Delaney and her partner, Justina Hopkins, helped the Dunes Golf Club at Seville in Brooksville raise money for the Dawn Center, which is the Domestic and Sexual Violence Center for Hernando County.
According to course manager Jim Cocchi, at the Party Hole's second event, the company helped the course raise nearly $1,000 with a closest to the pin events, and an additional $500 in gift cards for the Dawn Center.
"It lets golfers have some laughs and do something for charity," Cocchi said of the Million Dollar Hole in One contest. "It's not often that someone has a shot at a million dollars. It would be crazy because, well, they be getting paid.
"It really would've been a heck of a happening."
So if the Party Hole is helping raise money for charity, who's paying out $1-million? Certainly not Dr. Evil.
Actually, Delaney says they are insured for when it happens, but with just two events under the duo's belt, there's still time for someone to surprise them.
"I'm still not sure how I'd react if someone actually got a hole in one during this," Delaney said Saturday.
Delaney and Hopkins got, in a sense, lucky enough this past weekend. So when Calvin Merritt of Spring Hill, a regular at the Dunes, made it through two qualifying rounds to get the nod at the jackpot shot, there was no payout in the end.
Merritt had practiced all week. He'd been playing the closest to the pins set up on the 13th and 16th holes at the Dunes and won three times, including coming 2 feet, 6 inches from the hole.
"When I first came up here, I had no idea what they were doing," Merritt said. "I missed my tee time and meandered over here and said, 'What's this all about?' They said if you get closest to the pin, you can qualify for a million dollars. Whoa. So I figured why not. It was pretty fun for five bucks."
The contest, which had eight contestants, was no easy task.
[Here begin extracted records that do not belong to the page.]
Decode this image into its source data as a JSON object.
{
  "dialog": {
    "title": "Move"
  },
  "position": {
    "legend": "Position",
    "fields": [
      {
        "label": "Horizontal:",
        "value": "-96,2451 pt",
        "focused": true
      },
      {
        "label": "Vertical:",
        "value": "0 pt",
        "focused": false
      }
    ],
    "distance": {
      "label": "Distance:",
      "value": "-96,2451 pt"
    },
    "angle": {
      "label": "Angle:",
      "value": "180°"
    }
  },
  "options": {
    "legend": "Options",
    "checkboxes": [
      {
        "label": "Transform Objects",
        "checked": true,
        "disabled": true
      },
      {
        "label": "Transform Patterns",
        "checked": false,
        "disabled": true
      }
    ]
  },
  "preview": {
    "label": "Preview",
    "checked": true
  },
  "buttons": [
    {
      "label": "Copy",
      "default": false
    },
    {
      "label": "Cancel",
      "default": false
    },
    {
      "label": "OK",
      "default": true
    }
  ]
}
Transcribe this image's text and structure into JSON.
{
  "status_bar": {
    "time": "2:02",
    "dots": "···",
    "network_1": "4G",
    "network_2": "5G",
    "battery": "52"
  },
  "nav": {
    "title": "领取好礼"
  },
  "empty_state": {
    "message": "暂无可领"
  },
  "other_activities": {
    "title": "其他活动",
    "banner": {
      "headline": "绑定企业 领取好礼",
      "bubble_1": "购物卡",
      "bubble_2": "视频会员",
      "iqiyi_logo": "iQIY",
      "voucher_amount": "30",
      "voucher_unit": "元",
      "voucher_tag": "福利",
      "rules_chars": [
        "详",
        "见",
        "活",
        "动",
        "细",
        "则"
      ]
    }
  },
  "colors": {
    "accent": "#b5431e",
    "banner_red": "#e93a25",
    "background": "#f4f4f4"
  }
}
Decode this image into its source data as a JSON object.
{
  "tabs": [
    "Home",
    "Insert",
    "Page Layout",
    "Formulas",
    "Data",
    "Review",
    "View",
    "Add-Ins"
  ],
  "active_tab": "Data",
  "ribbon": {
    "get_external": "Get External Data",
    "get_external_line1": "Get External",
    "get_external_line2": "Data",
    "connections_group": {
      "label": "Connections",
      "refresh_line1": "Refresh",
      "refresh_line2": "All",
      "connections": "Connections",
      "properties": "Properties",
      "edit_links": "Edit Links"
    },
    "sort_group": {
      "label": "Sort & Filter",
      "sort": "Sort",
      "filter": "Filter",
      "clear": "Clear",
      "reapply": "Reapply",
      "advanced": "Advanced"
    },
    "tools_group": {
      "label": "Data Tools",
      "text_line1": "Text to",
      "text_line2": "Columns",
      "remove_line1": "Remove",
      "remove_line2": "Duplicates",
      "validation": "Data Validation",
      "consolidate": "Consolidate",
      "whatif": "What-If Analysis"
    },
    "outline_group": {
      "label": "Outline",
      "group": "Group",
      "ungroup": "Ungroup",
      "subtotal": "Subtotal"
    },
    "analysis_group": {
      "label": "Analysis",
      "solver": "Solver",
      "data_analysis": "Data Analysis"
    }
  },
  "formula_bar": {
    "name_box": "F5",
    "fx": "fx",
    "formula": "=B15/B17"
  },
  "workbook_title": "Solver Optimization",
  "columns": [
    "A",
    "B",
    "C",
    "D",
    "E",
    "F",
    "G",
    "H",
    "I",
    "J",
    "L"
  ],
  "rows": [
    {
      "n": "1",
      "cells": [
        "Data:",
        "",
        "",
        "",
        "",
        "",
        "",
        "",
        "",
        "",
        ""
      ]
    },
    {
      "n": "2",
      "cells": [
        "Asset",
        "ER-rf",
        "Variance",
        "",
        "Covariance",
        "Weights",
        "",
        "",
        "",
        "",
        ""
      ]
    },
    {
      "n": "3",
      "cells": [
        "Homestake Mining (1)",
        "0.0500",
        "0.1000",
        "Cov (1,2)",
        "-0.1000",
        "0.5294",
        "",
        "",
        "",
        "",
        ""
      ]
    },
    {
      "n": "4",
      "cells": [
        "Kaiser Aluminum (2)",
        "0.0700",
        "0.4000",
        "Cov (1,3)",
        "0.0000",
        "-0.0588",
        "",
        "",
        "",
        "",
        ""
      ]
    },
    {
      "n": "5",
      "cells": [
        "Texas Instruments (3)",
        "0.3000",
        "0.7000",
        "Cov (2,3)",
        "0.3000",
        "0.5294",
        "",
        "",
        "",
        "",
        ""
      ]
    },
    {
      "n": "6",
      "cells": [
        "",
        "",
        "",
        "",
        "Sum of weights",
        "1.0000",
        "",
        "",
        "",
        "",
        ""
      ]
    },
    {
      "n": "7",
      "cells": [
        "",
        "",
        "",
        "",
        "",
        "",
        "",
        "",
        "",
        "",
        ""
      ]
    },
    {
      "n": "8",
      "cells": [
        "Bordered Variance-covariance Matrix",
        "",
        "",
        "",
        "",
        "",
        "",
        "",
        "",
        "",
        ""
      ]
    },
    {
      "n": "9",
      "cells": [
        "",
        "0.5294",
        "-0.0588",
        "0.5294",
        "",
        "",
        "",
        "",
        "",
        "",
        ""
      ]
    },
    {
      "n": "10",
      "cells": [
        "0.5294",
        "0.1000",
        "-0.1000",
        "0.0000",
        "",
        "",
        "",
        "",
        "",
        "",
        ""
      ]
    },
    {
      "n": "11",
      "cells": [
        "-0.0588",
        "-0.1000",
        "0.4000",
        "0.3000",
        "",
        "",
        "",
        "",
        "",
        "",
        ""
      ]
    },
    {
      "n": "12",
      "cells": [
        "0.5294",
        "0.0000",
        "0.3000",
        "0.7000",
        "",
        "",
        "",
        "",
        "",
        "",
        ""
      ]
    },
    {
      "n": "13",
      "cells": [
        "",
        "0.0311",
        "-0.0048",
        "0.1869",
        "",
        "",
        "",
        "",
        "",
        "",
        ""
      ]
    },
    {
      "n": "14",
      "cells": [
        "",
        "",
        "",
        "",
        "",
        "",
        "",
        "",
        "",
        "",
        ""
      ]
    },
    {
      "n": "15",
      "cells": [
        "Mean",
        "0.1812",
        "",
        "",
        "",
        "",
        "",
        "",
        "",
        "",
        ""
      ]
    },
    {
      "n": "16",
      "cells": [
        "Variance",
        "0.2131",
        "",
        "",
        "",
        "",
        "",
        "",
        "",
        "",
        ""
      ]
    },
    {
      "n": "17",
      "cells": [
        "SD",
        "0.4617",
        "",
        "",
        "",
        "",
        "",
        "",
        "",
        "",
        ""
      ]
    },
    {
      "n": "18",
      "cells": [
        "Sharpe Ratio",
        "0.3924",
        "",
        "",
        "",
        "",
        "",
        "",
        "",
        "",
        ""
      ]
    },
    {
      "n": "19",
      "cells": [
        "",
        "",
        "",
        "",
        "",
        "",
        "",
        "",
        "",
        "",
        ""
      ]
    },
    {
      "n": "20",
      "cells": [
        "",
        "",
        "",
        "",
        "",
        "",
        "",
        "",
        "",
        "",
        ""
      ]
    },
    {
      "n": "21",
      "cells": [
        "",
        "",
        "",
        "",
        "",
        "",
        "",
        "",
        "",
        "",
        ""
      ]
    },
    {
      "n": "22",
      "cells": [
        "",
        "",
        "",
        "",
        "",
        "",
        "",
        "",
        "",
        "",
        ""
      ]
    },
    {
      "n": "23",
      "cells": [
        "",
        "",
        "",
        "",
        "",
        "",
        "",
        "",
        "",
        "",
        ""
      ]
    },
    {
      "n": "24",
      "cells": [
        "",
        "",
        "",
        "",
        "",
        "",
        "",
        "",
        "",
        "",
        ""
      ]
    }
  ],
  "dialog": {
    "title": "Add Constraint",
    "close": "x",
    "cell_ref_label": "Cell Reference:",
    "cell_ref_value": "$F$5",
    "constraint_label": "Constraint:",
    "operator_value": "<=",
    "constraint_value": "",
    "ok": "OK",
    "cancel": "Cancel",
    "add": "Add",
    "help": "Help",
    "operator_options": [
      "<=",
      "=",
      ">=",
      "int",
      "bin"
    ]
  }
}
The golfers faced a strong wind in their faces and many didn't even hit the green in the qualifying rounds.
When Merritt was the lone golfer left, he could not take a practice shot at the designated hole on the driving range. Having to go 165 feet, Merritt said he debated using the four hybrid club he settled on or a high iron.
However, Merritt's shot was way left, not even landing on the green.
"All my practice shots were better than my million dollar shot!" Merritt said. "I pulled this a bit. I must of choked (laughs), but it's just at the last minute I decided to hit (the hybrid club). I should've gone with my gut, but this was great. It was great that it was for charity that I was buying towels and drinks and whatever to help out.
"Wished I could've gotten closer, but glad that the charity got some money."
Though Cocchi wasn't present for the event, he did say later that Merritt told him he was nervous.
"I'm sure he felt a little pressure," Cocchi said. "Who wouldn't with a million dollars on the line?"
Putting the pressure aside, throwing the odds out the window and forgetting about the money, the Party Hole is about setting up fun, different events on the course.
Ones that stray away from a traditional round of golf.
"They go out there and make it a fun day," Cocchi said. "They can have a lot of noise and activity and have a variety of things to do and it gives you a little excitement in the middle of a round. It can be really fun."